To determine the effect of PD98059 in the stroke rats, PD98059 was administered 20 min prior to the operation. Notably, with the application of PD98059 alone, no statistical significance was identified in the protein levels of p-CREB in MCAO rats (Fig. 3A). There was no significant difference between the two groups in the measurements of the the infarct volumes and neurological scores (Fig. 3B and C).

Compared with the sham-operated group, the level of p-CREB in the MCAO group was significantly decreased at 12 and 24 h (P<0.05 and P<0.01, respectively; Fig. 4A and B). Compared with the MCAO group, the level of p-CREB in the EGCG-treated group was significantly increased at 12 and 24 h (P<0.05 and P<0.01, respectively). In the rats treated with PD98059, the level of p-CREB was significantly decreased at 12 and 24 h (P<0.01 and P<0.01, respectively) compared with that of the EGCG-treated group.

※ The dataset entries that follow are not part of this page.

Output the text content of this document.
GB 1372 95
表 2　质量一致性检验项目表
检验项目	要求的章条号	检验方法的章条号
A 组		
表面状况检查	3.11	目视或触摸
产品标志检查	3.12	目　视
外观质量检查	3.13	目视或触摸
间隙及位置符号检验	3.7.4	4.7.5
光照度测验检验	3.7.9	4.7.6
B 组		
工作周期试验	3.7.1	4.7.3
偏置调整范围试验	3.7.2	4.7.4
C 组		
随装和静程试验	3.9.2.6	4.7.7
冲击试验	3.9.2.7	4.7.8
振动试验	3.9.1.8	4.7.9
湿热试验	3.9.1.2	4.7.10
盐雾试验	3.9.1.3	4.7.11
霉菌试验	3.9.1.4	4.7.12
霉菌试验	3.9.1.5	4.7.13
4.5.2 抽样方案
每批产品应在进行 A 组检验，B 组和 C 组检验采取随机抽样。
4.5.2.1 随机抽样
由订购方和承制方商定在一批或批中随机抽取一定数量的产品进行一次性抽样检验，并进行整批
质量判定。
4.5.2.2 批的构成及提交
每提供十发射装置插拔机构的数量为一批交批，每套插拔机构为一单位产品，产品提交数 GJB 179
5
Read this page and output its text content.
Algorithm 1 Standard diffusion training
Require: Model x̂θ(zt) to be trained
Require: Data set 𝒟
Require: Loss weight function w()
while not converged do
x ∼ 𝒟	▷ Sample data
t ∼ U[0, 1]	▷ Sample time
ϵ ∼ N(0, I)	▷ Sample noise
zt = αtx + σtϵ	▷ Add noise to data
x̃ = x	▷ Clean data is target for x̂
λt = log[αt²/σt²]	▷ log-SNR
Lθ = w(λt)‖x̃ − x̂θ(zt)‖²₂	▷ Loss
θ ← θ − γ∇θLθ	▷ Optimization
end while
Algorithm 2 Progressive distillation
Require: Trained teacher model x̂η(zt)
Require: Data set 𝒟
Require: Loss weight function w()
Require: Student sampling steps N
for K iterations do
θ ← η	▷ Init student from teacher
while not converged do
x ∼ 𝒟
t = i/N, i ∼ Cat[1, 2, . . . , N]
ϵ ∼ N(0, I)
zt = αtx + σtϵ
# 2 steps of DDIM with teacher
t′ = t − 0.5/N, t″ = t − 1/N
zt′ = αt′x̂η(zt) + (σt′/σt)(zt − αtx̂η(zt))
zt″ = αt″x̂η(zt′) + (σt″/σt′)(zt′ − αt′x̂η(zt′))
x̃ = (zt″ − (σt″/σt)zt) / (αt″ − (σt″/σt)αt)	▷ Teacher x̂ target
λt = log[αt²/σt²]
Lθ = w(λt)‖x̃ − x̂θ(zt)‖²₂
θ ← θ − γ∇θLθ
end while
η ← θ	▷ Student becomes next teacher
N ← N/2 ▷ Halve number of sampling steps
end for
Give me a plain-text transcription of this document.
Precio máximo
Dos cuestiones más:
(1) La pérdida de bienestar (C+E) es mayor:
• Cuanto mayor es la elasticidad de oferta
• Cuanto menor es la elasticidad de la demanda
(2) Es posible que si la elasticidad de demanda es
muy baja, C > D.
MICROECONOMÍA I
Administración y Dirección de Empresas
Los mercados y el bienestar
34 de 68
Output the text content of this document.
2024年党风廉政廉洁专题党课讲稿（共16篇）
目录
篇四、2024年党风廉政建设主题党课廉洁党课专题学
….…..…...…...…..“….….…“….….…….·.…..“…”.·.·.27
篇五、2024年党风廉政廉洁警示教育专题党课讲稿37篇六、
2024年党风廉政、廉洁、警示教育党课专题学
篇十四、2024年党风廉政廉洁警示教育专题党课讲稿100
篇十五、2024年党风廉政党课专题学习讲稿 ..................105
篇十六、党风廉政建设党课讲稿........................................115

In the MCAO group, the protein levels of ERS-related markers GRP78, CHOP and caspase-12 were significantly increased compared with that in the sham-operation group (P<0.01, P<0.01 and P<0.01, respectively; Fig. 5Aa–c). When MCAO rats were treated with EGCG, the protein levels of CHOP, GRP78 and caspase-12 were significantly decreased (P<0.01, P<0.01 and P<0.01, respectively). Subsequent to the administration of PD98059, the protein levels were significantly increased compared with that of the EGCG-treated group.

In the TUNEL assay, EGCG significantly reduced apoptotic cell death in the right cortex compared with that in the MCAO group (P<0.01; Fig. 5D and E). Following treatment with PD98059, the apoptotic cell death was significantly increased compared with that of the EGCG-treated group (P<0.01).

Following ischemia/reperfusion injury, a white-stained infarct area was observed in the MCAO group. By contrast, treatment with EGCG significantly reduced infarct volumes compared with that of the MCAO group 24 h following reperfusion (P<0.01). Following the application of PD98059, the infarct volumes were significantly increased compared with that of the EGCG-treated group (P<0.01; Fig. 5E).

There was also significant improvement in the neurological score 24 h following reperfusion with EGCG treatment (P<0.01). When treated with PD98059, the neurological scores were significantly decreased compared with that of the EGCG-treated group (P<0.01; Fig. 5F).